Sunday, January 30, 2011

"Lessons in Uncle Jake's Passing"

            Yesterday, my husband and I attended the funeral of his great uncle, a great man. Uncle Jake was 97 years old. Up until the last few years, he was vital. It was only most recently dementia got the best of him. While I only knew him in the way you typically know someone else s great uncle, I came away from the wake and funeral knowing him on a far greater scope than before.
           What I saw and heard about him spoke volumes.  His wake, at 8PM  on Friday night, was still streaming with people. People from the old neighborhood of Lackawanna were present. This was a man who was there when Lackawanna had a certain steel plant that was the heart of the city and thriving. The people of his community, his neighborhood in Orchard Park,where he and Aunt Mary raised their children, were present. The children his children grew up with, were there with their children. They spoke of the home that gladly welcomed them and was always full of good food and fun. He and his wife, Aunt Mary, were the hospitable sort. Laughing loudly telling his stories and openly weeping over their loss, Aunt Mary, his family, and his friends, were there in strong standing, celebrating his life. His brother and his sister, both at least in their eighties, but looking far younger, were present. In my husband's family, they call it coming from strong stock.

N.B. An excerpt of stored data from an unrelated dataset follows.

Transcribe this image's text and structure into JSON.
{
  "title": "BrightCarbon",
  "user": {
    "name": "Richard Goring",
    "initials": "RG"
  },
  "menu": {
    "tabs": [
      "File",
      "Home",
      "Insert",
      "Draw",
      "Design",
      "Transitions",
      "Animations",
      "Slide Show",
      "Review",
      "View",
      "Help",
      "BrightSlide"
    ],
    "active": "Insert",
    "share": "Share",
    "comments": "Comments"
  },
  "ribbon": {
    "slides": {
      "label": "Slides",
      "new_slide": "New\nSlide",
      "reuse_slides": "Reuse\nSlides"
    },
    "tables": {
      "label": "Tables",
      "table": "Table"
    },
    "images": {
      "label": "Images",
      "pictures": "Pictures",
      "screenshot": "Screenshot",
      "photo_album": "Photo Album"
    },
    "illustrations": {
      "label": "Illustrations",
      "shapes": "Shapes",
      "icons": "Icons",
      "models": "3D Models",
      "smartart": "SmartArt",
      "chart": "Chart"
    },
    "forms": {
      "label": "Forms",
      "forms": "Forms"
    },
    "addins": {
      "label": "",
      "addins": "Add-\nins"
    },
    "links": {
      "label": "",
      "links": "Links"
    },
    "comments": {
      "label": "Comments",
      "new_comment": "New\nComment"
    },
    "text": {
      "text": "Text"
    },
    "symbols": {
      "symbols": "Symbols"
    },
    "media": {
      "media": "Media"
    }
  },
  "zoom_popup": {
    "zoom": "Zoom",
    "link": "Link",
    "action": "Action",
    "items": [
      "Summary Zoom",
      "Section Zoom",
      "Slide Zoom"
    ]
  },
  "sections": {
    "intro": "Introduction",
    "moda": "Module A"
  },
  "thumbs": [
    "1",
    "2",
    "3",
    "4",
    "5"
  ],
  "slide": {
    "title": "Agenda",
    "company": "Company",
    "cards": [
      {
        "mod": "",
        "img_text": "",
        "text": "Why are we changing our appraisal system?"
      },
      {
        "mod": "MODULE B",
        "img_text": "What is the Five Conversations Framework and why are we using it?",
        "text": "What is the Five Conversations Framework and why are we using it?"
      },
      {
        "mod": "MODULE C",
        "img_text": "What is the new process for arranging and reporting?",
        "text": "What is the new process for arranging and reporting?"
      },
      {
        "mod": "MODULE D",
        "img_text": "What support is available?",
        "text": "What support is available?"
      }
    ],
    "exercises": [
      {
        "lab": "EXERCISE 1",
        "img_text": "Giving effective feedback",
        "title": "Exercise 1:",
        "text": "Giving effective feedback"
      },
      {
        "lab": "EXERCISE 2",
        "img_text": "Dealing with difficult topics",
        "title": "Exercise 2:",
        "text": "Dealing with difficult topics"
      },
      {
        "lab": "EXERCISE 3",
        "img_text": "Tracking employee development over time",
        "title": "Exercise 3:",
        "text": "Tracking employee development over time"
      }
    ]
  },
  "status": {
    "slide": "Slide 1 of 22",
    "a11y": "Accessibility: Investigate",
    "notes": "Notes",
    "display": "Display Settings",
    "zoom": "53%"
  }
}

       It got me thinking a lot about those older members of our families that do live into their 90's and what  "strong stock" is about.   For Uncle Jake, I believe it had to do with so many things. He had a strong faith; a strong marriage (this would have been year 60 of marriage for he and Aunt Mary); a loving and close relationship with his children, his other family members, and his friends. His sense of humor was legendary. At his 90th birthday party, the family hired a belly dancer to dance at his party. Expressing his gratitude and delight, he said he would say thank you in both Polish and English for those who didn't understand Polish. With a big grin he said," Dziekuje, very much!"  Uncle Jake had an incredible work ethic.This was a man who toiled for many years at the Ford Stamping Plant. When he was  not toiling hard at the plant, it was at home in his garden, in his yard,  or on some sort of machine he had torn apart. When his one daughter ran a florist shop, he worked in her shop helping her. --And this was in his late 80's!!  But it wasn't all work and no play. There was always time for family, friends, a joke, and a story or two.
        While part of coming from strong stock may be lucky genetics, I do believe a great part of it is choice and perspective in life. It is doing those things that make you feel most alive, but having quiet dignity and faith where and when you most need it. It's about connecting to those around you in a meaningful way and both strengthening and being strengthened by your family and friends. This was Uncle Jake. I can only hope and strive to be more like him.